Talk:Shinto wedding

Latest comment: 8 years ago by Owlsmcgee in topic Relation to Buddhist weddings

Weddings in Shinto notability edit

Requested by participants at WikiProject Japan, Shinto is a major world religion and its wedding ceremonies are unique. There is substantial literature about Shinto weddings, which are quite different in history and practice from Buddhist and secular weddings in Japan. For that reason I think Shinto weddings are notable and merit inclusion on Wikipedia. Owlsmcgee (talk) 04:31, 29 December 2015 (UTC)Reply

Link to JAwiki? edit

Weirdly, the JAwiki article for 神前結婚 is linked to the American/Western "Marriage" page. As a result, the German "Shinto Wedding" page is also linked to the Japanese "Wedding" article rather than the Japanese "Shinto wedding" article. It seems like it would be better linked to a specifically Shinto concept of the wedding. Anyone know how to change that? Owlsmcgee (talk) 04:42, 29 December 2015 (UTC)Reply

Relation to Buddhist weddings edit

I've read in at least one source that almost all funerals in Japan are Buddhist, as opposed to Shinto, due to the overall influence (in fact, termed a "monopoly") of Buddhism on Japanese culture. I wonder if there is a similar situation here with weddings? It seems impossible that there was no Shinto wedding ceremony in Japan for almost 2,000 years.

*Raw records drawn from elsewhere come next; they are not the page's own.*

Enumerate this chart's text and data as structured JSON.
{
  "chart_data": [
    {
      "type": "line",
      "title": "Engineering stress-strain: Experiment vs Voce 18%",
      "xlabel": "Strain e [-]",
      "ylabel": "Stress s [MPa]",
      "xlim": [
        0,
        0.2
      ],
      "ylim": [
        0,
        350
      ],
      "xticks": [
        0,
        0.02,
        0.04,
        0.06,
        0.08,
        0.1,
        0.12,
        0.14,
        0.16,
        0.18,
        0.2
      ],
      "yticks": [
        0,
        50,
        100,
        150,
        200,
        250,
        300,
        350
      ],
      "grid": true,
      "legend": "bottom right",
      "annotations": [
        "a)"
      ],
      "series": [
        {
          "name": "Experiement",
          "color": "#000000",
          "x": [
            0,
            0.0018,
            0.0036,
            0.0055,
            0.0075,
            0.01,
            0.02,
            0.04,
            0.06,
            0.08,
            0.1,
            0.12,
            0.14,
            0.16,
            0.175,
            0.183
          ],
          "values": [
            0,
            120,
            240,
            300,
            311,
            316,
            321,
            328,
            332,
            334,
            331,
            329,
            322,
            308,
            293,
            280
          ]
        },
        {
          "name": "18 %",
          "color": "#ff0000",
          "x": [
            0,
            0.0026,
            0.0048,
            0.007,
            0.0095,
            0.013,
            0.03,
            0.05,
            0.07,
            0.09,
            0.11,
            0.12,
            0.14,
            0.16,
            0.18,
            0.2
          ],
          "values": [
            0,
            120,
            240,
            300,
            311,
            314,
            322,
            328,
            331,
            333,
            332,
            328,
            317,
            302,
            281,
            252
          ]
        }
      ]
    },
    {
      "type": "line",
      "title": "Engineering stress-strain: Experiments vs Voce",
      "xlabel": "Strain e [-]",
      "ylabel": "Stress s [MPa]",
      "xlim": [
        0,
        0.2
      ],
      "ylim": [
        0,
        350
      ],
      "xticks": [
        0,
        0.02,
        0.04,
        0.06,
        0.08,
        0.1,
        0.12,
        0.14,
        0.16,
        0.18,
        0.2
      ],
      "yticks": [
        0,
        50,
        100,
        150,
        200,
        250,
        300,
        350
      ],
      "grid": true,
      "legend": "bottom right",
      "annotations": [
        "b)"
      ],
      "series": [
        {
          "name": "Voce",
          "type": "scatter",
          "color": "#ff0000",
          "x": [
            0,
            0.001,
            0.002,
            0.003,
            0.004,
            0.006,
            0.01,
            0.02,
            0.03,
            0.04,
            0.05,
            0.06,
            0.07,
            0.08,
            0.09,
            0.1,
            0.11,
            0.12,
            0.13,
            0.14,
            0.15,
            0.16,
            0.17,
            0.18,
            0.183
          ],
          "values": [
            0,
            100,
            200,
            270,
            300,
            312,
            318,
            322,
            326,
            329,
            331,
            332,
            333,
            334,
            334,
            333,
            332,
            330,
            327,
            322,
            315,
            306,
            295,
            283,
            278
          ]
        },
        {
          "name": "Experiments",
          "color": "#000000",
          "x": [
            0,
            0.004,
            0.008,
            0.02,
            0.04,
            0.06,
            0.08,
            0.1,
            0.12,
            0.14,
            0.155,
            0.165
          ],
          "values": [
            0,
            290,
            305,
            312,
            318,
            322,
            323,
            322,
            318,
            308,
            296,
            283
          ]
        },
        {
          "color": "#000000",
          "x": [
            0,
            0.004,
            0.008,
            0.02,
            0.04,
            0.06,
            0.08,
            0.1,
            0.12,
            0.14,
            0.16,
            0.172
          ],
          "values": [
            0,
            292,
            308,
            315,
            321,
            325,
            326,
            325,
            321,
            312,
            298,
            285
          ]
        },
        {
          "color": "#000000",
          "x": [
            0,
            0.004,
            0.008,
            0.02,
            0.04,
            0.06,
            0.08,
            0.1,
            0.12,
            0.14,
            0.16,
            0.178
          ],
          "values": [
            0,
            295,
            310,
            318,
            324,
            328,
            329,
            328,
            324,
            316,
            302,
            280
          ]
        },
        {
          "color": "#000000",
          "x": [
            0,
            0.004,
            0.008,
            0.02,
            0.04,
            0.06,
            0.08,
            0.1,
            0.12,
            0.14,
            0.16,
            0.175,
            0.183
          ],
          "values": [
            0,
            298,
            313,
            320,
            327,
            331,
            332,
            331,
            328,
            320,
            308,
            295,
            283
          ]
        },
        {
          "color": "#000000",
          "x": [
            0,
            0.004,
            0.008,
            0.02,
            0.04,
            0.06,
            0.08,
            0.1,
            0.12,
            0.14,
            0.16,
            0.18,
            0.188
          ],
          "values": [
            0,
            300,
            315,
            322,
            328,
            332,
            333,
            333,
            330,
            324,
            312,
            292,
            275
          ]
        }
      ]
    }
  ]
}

However, the article Buddhist view of marriage claims that there is no wedding ceremony in Buddhism, shooting a hole in that theory. Anyone else have any thoughts? --8bitW (talk) 16:31, 16 January 2016 (UTC)Reply

Hi 8bitW, my sources (which are in the article) say that there was simply a domestic ceremony held at the house of the husband's family, rarely at shrines and rarely performed by Shinto priests, who were rarely trained to perform them.[1] I'd love to hear (and incorporate) any documentation of those "rarely's", but I haven't come across any. Owlsmcgee (talk) 19:13, 16 January 2016 (UTC)Reply

References

  1. ^ Hardacre, Helen (1991). Shintō and the state, 1868-1988 (1st paperback print. ed.). Princeton: Princeton University Press. ISBN 0691020523.